Registration No. 333-170102

 

 

 

UNITED STATES

SECURITIES AND EXCHANGE COMMISSION

Washington, D.C. 20549

 

 

POST EFFECTIVE

AMENDMENT NO. 1

TO

FORM S-4

REGISTRATION STATEMENT

UNDER

THE SECURITIES ACT OF 1933

 

 

PVR PARTNERS, L.P.

(Exact Name of Registrant as Specified in its Charter)

 

 

 

Delaware   4922   23-3087517

(State or Other Jurisdiction of

Incorporation or Organization)

 

(Primary Standard Industrial

Classification Code Number)

 

(I.R.S. Employer

Identification Number)

Three Radnor Corporate Center

100 Matsonford Road

Suite 301

Radnor, Pennsylvania 19087

(610) 975-8200

(Address, including zip code, and telephone number,

including area code, of registrant’s principal executive offices)

 

 

Thomas E. Long

Regency GP LLC

2001 Bryan Street

Suite 3700

Dallas, Texas 75201

(214) 750-1771

(Name, address, including zip code, and telephone number, including area code, of agent for service)

 

 

Copies to:

Neel Lemon

Andrew J. Ericksen

Baker Botts L.L.P.

2001 Ross Avenue

Dallas, Texas 75201

(214) 953-6500

 

 

 


REMOVAL OF SECURITIES FROM REGISTRATION

This Post-Effective Amendment No. 1 relates to Registration Statements on Form S-4 (Registration No. 333-170102) of PVR Partners, L.P., a Delaware limited partnership (“PVR”), initially filed on October 22, 2010 and amended on December 15, 2010, pertaining to 38,293,010 common units representing limited partner interests in the Partnership.
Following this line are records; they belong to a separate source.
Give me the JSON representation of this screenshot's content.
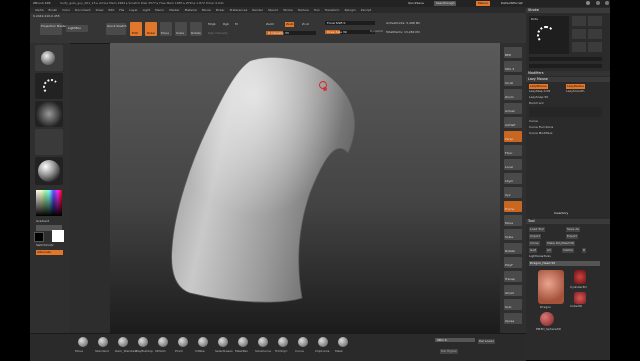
{
  "titlebar": {
    "app": "ZBrush 4R6",
    "info": "Surfy_guts_guy_001_15 ▸ Active Mem 1984 ▸ Scratch Disk 3577 ▸ Free Mem 1887 ▸ ZTime 1.872 Timer 0.041",
    "quicksave": "QuickSave",
    "seethrough": "See-through",
    "seethrough_val": "0",
    "menus": "Menus",
    "defaultzscript": "DefaultZScript"
  },
  "menubar": {
    "items": [
      "Alpha",
      "Brush",
      "Color",
      "Document",
      "Draw",
      "Edit",
      "File",
      "Layer",
      "Light",
      "Macro",
      "Marker",
      "Material",
      "Movie",
      "Picker",
      "Preferences",
      "Render",
      "Stencil",
      "Stroke",
      "Texture",
      "Tool",
      "Transform",
      "Zplugin",
      "Zscript"
    ]
  },
  "coords": "0.2442,210,0.455",
  "shelf": {
    "projection_master": "Projection Master",
    "lightbox": "LightBox",
    "quick_sketch": "Quick Sketch",
    "edit": "Edit",
    "draw": "Draw",
    "move": "Move",
    "scale": "Scale",
    "rotate": "Rotate",
    "mrgb": "Mrgb",
    "rgb": "Rgb",
    "m": "M",
    "rgb_intensity": "Rgb Intensity",
    "zadd": "Zadd",
    "zsub": "Zsub",
    "zcut": "Zcut",
    "z_intensity": "Z Intensity 33",
    "focal_shift": "Focal Shift 0",
    "draw_size": "Draw Size 39",
    "dynamic": "Dynamic",
    "active_points": "ActivePoints: 5,498 Mil",
    "total_points": "TotalPoints: 13,284 Mil"
  },
  "leftshelf": {
    "gradient_label": "Gradient",
    "switch_color_label": "SwitchColor",
    "alternate_label": "Alternate",
    "swatch_main": "#ffffff",
    "swatch_secondary": "#000000",
    "alternate_color": "#e2762b"
  },
  "rightshelf": {
    "buttons": [
      "BPR",
      "SPix 3",
      "Scroll",
      "Zoom",
      "Actual",
      "AAHalf",
      "Persp",
      "Floor",
      "Local",
      "LSym",
      "Xyz",
      "Frame",
      "Move",
      "Scale",
      "Rotate",
      "PolyF",
      "Transp",
      "Ghost",
      "Solo",
      "Xpose"
    ]
  },
  "bottomshelf": {
    "brushes": [
      "Move",
      "Standard",
      "Dam_Standard",
      "ClayBuildup",
      "hPolish",
      "Pinch",
      "Inflate",
      "SelectLasso",
      "MaskPen",
      "SliceCurve",
      "TrimDyn",
      "Curve",
      "ClipCurve",
      "Mask"
    ],
    "sdiv": "SDiv 4",
    "del_lower": "Del Lower",
    "del_higher": "Del Higher"
  },
  "tray": {
    "stroke_title": "Stroke",
    "dots_label": "Dots",
    "modifiers": "Modifiers",
    "lazymouse_title": "Lazy Mouse",
    "lazymouse_btn": "LazyMouse",
    "lazyradius": "LazyRadius",
    "lazystep": "LazyStep 0.05",
    "lazysmooth": "LazySmooth",
    "lazysnap": "LazySnap 50",
    "backtrack": "Backtrack",
    "curve": "Curve",
    "curve_functions": "Curve Functions",
    "curve_modifiers": "Curve Modifiers",
    "inventory": "Inventory",
    "tool_title": "Tool",
    "load_tool": "Load Tool",
    "save_as": "Save As",
    "import": "Import",
    "export": "Export",
    "clone": "Clone",
    "make_polymesh": "Make PolyMesh3D",
    "goz": "GoZ",
    "all": "All",
    "visible": "Visible",
    "r": "R",
    "lightbox_tools": "Lightbox▸Tools",
    "current_tool": "Dragon_Head 50",
    "tool_names": [
      "Dragon",
      "Cylinder3D",
      "Cube3D",
      "PM3D_Sphere3D"
    ]
  }
}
On March 21, 2014, PVR merged with and into Regency Energy Partners LP, a Delaware limited partnership (“Regency”), with Regency as the surviving limited partnership (the “Merger”). As a result of the Merger, the separate limited partnership existence of PVR ceased, and Regency continued its existence as the surviving limited partnership. PVR has terminated all offerings of its securities pursuant to its existing registration statements, including the Registration Statement.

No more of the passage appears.